Thanks for your response. I really appreciate another ASP.NET developers insight.

I am using design view to initially add web form server side controls to a web form. The HTML view does not give me this option.

My mistake was attempting to insert a web form server side RadioButton control inside a web form server side Table control. In design mode it would not allow me to insert one server side control inside another server side control so I went to HTML view and moved the RadioControl tag between the server side TableCell tags. It appeared to work until I removed the absolute coordinates of the RadioButtons and then the control threw an error. Once I used a standard HTML table I could insert server side RadioButton controls into the HTML table cells using relative positioning and the server side RadioButtons now move relative to the position of the table. It was stupid to choose a server side table control when it was not needed, just part of jumping into this new environment.

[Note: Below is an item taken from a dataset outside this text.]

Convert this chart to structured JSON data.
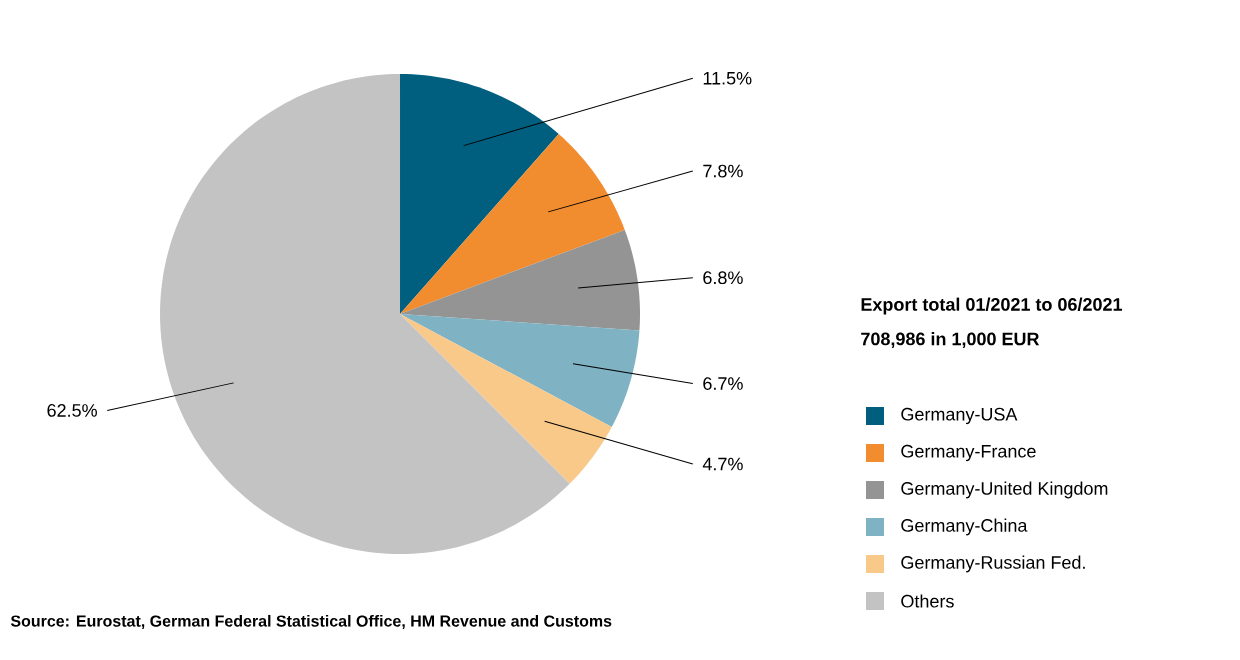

The RadioButtonList control is a nice option but I needed a single group of radio buttons that spanned two physically separate tables. I needed the server side control because the radio buttons are generating SQL database updates.

I have nothing but HTML in my aspx file. I'm using the code behind aspx.cs file for all script. I want to use the ascx user control approach but was waiting until I had code that warrented reuse. If my HTML and C# code are separated with the aspx and aspx.cs pages and the code is not going to be reused, do you see an advantage of creating a user control with this code?

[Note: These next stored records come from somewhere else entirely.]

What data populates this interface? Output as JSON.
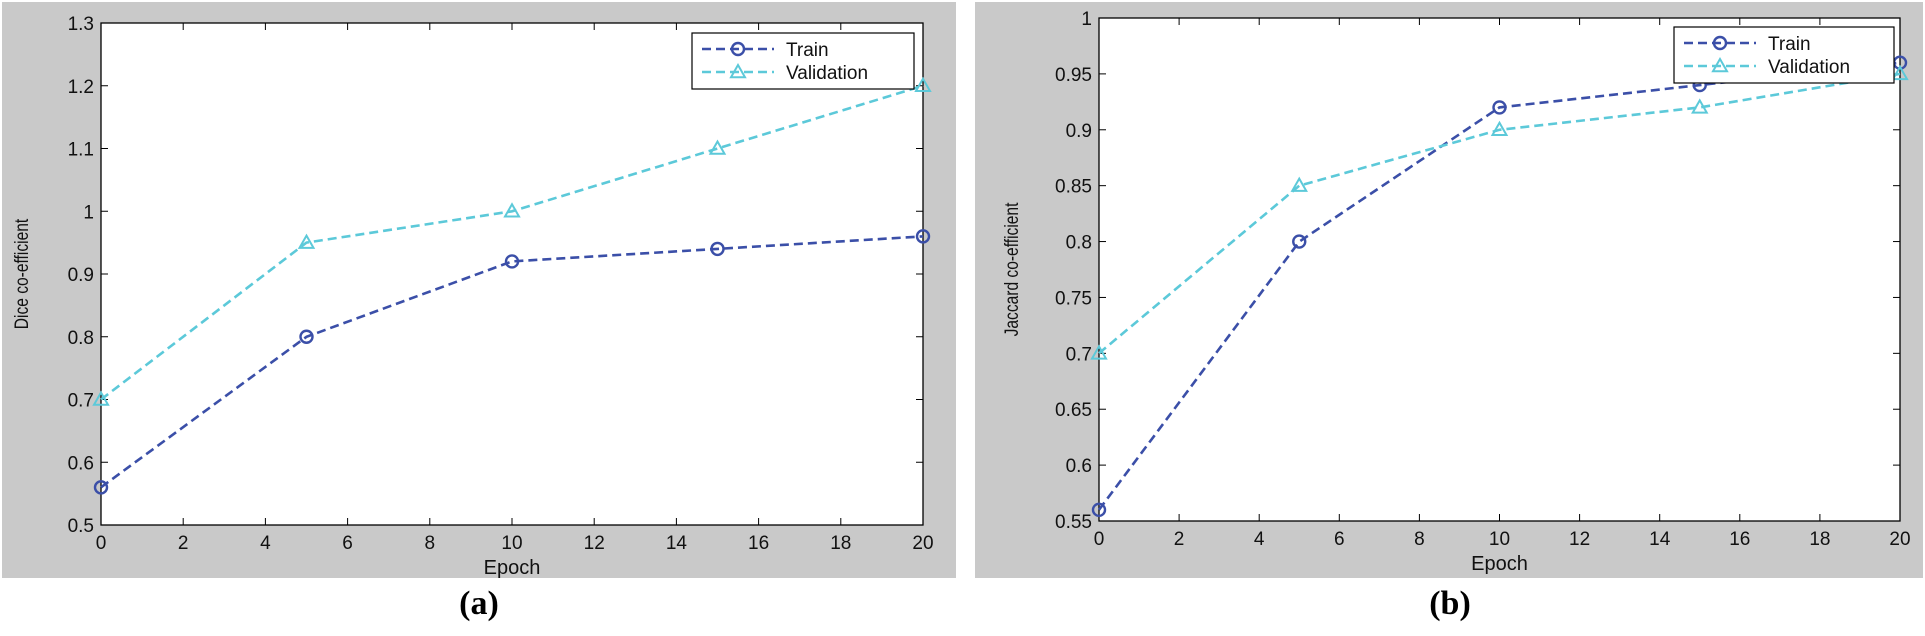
{
  "chart_data": [
    {
      "type": "line",
      "panel_label": "(a)",
      "xlabel": "Epoch",
      "ylabel": "Dice co-efficient",
      "xlim": [
        0,
        20
      ],
      "ylim": [
        0.5,
        1.3
      ],
      "xticks": [
        "0",
        "2",
        "4",
        "6",
        "8",
        "10",
        "12",
        "14",
        "16",
        "18",
        "20"
      ],
      "yticks": [
        "0.5",
        "0.6",
        "0.7",
        "0.8",
        "0.9",
        "1",
        "1.1",
        "1.2",
        "1.3"
      ],
      "legend_position": "top-right",
      "grid": false,
      "series": [
        {
          "name": "Train",
          "marker": "circle",
          "color": "#3b4fa8",
          "x": [
            0,
            5,
            10,
            15,
            20
          ],
          "y": [
            0.56,
            0.8,
            0.92,
            0.94,
            0.96
          ]
        },
        {
          "name": "Validation",
          "marker": "triangle",
          "color": "#5cc9d9",
          "x": [
            0,
            5,
            10,
            15,
            20
          ],
          "y": [
            0.7,
            0.95,
            1.0,
            1.1,
            1.2
          ]
        }
      ]
    },
    {
      "type": "line",
      "panel_label": "(b)",
      "xlabel": "Epoch",
      "ylabel": "Jaccard co-efficient",
      "xlim": [
        0,
        20
      ],
      "ylim": [
        0.55,
        1.0
      ],
      "xticks": [
        "0",
        "2",
        "4",
        "6",
        "8",
        "10",
        "12",
        "14",
        "16",
        "18",
        "20"
      ],
      "yticks": [
        "0.55",
        "0.6",
        "0.65",
        "0.7",
        "0.75",
        "0.8",
        "0.85",
        "0.9",
        "0.95",
        "1"
      ],
      "legend_position": "top-right",
      "grid": false,
      "series": [
        {
          "name": "Train",
          "marker": "circle",
          "color": "#3b4fa8",
          "x": [
            0,
            5,
            10,
            15,
            20
          ],
          "y": [
            0.56,
            0.8,
            0.92,
            0.94,
            0.96
          ]
        },
        {
          "name": "Validation",
          "marker": "triangle",
          "color": "#5cc9d9",
          "x": [
            0,
            5,
            10,
            15,
            20
          ],
          "y": [
            0.7,
            0.85,
            0.9,
            0.92,
            0.95
          ]
        }
      ]
    }
  ]
}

And when we get there I think it will be better than ever. :>)

Thanks again, Kyle
 
Something I've discovered using controls. At this stage in the beta, usage is not clear and I'm sure is still up to minor changes. We are in the middle of developing a large application using the platform and I without question have been pounding my head agains a wall for a while. :)

>I needed a single group of radio buttons that spanned two physically separate tables.

This is the exact situation you would use a control. Make the control have the radios you want or even dynamically create the amount of radios you want. Then use the control in your aspx as individual copies, just name (id) them differently.

Reuse is the grand idea but realistically, modularity is the true advantage. Example, you can change the control itself and everywhere it's used will automatically be updated as well. This is a large scale method but good programming practice in general. We write wrapper classes as a middle layer to our databases. The will only be used once but the benefit is if we make changes to the data structure, we only have to change the wrapper class (in most cases) and the change is automatically implemented system wide.

You're lucky getting to use CSharp, I have an entire team (sub-contractors) that only know VB so I'm stuck writing in VB and truly don't care for it. I stopped using the language a while ago and forced to relearn it and the .net version when I'd rather do CSharp because of the C syntax style that is so natural to object oriented development.